Question

Topic: SEO/SEM

Metrics For Ppc

Posted by AnnaR on 125 Points
We are revising our Google Adwords accounts and I'm interested in knowing how others measure/report PPC. What reports do you use? What do you monitor on a regular basis and why? Any best practices on reporting PPC results to executive team would also be helpful.

Thanks!
To continue reading this question and the solution, sign up ... it's free!

RESPONSES

  • Posted on Accepted
    For reporting to the executive team, I'd keep it very simple. Total impressions. Total clicks. Total cost. Conversions. Average cost per conversion. If your conversion is not literally a sale (with dollar value), then you need to somehow monetize the conversion. What is a conversion worth?

    They do NOT need to know about your landing path tests, how many keywords you are using, which are generating the most clicks, which offers are working best, etc.

    Just tell them what you're spending and what you're getting in return.

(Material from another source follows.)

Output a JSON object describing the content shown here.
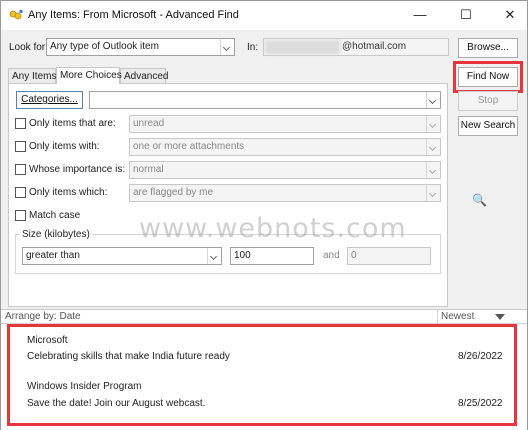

Over and out.

    One possible enhancement: If you have a long history, you can show the data over time (i.e. as a time-series) and note/explain any significant blips (good or bad) and long-term trends. Just be sure you can explain them before you show them. There's no sense raising questions you can't answer.
  • Posted by AnnaR on Author
    Thanks MGoodman. For a B2B company, what is a good conversion rate? Should we also be looking at quality score? Not for the executive reports but for my monthly monitoring?
  • Posted on Accepted
    It depends on what "conversion" is, how well you write the Adwords copy, and especially how well your landing path is designed. The actual number can range from a fraction of 1% all the way up to 30% or more.

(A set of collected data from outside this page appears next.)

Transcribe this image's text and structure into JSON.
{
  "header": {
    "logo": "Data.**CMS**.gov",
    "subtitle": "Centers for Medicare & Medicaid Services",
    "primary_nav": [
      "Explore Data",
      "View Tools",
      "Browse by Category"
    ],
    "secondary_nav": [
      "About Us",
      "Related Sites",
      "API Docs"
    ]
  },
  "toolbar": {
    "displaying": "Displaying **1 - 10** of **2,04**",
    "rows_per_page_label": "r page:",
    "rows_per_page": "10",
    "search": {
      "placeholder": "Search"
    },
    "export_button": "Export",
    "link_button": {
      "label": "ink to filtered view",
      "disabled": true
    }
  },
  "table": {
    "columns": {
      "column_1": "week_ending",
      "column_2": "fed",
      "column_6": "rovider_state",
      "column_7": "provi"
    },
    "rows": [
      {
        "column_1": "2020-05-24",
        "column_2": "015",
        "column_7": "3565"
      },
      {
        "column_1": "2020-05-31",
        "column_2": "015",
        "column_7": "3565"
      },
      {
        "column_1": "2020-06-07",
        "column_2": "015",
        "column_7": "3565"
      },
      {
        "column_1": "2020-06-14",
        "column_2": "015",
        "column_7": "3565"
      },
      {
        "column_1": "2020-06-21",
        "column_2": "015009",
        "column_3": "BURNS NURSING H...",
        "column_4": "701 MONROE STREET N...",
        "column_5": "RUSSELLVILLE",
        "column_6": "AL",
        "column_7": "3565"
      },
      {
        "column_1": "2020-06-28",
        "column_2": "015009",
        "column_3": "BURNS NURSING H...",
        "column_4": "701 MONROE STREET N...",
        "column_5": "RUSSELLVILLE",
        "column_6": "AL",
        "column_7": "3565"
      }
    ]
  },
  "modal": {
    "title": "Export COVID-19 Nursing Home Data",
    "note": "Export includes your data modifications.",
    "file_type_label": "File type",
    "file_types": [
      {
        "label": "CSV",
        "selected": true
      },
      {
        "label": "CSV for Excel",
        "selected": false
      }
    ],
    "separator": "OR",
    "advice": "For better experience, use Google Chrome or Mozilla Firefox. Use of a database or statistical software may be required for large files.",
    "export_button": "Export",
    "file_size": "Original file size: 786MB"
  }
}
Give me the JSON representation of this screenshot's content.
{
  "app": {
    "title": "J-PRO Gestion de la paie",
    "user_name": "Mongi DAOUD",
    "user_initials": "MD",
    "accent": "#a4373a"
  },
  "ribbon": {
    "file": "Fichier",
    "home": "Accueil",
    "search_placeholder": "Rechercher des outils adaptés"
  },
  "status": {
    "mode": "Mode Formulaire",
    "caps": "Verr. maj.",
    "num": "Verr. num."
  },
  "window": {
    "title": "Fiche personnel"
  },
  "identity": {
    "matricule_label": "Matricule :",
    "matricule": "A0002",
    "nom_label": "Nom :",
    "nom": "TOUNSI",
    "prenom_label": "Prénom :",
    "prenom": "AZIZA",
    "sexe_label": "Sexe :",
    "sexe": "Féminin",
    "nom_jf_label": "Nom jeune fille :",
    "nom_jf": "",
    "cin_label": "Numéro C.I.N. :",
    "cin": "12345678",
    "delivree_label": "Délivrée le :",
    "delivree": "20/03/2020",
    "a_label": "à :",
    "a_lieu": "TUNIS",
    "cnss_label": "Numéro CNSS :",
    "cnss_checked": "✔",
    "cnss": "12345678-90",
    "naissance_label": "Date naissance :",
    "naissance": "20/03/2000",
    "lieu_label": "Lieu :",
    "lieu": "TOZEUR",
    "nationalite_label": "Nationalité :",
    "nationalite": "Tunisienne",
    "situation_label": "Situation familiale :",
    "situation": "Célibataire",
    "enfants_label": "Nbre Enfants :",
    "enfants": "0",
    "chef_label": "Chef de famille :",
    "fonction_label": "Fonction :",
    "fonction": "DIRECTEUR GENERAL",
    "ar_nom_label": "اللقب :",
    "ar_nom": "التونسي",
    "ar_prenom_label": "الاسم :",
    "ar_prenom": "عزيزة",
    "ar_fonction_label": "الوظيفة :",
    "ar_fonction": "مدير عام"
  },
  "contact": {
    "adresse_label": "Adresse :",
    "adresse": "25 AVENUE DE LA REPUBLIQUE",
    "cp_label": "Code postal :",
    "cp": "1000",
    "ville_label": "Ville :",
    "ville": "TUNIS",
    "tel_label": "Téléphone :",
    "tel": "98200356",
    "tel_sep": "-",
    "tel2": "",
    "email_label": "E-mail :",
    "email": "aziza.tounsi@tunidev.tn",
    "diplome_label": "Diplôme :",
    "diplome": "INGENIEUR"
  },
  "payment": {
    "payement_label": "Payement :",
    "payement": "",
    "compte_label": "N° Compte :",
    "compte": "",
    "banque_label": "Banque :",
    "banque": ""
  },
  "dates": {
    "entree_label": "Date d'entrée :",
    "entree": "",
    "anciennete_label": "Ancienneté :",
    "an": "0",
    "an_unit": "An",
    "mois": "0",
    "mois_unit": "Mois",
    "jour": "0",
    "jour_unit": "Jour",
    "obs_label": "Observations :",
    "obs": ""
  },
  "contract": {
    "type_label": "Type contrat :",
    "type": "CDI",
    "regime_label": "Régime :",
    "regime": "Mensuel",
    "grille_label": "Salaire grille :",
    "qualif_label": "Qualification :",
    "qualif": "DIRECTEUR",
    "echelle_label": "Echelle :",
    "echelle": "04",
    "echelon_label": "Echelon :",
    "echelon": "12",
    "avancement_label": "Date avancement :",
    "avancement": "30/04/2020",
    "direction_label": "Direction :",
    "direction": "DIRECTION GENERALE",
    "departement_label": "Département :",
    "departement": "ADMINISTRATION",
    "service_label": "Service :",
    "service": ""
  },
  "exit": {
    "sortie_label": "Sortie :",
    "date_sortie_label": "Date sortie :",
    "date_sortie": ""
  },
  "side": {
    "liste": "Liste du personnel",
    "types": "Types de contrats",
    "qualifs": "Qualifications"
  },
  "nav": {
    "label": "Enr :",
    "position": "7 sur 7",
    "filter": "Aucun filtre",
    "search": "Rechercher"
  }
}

    In my opinion, the single most important determinant of conversion rate is the landing path. Getting the click is relatively easy; it's just money. It's the landing path that does the heavy lifting and motivates conversion (or not).

    And don't forget message matching ... the keyword, the ad, and the landing path copy all need to be consistent.

    And the offer itself will affect conversion. Strong offers = higher conversion.

    Put all those factors together, and you have a fairly complex optimization challenge. But if you compute the dollar value of getting it right, you can afford a lot of time and effort directed toward the process.
  • Posted on Accepted
    As for quality score, it's important but I wouldn't fixate on it. If you do everything else right, you'll have a good quality score. And if you don't, you won't. Direct your efforts to "doing everything else right." (Another reason to spend a lot of time and attention on the landing path.)
  • Posted on Accepted
    Mgoodman always has stellar advice. From experience I recently offered a PPC ROI report to the owners of the company I am doing PPC management for and I came in thinking I was preaching to the choir but to my dismay I just opened a can of worms by giving them too many technical details like A/B testing,negative key phrases and landing page conversions which I had to explain to them at length.
    Most execs are really only interested in the bottom line so for this instance simple CPC/keyword/reach and ROI report would suffice IMO. At the end of the day I would just have been fine telling them for this budget for this region on these keywords on these dates you converted xx leads xx sales. The problem with hindsight is it is always 20/20 lol. Good luck on your PPC campaigns.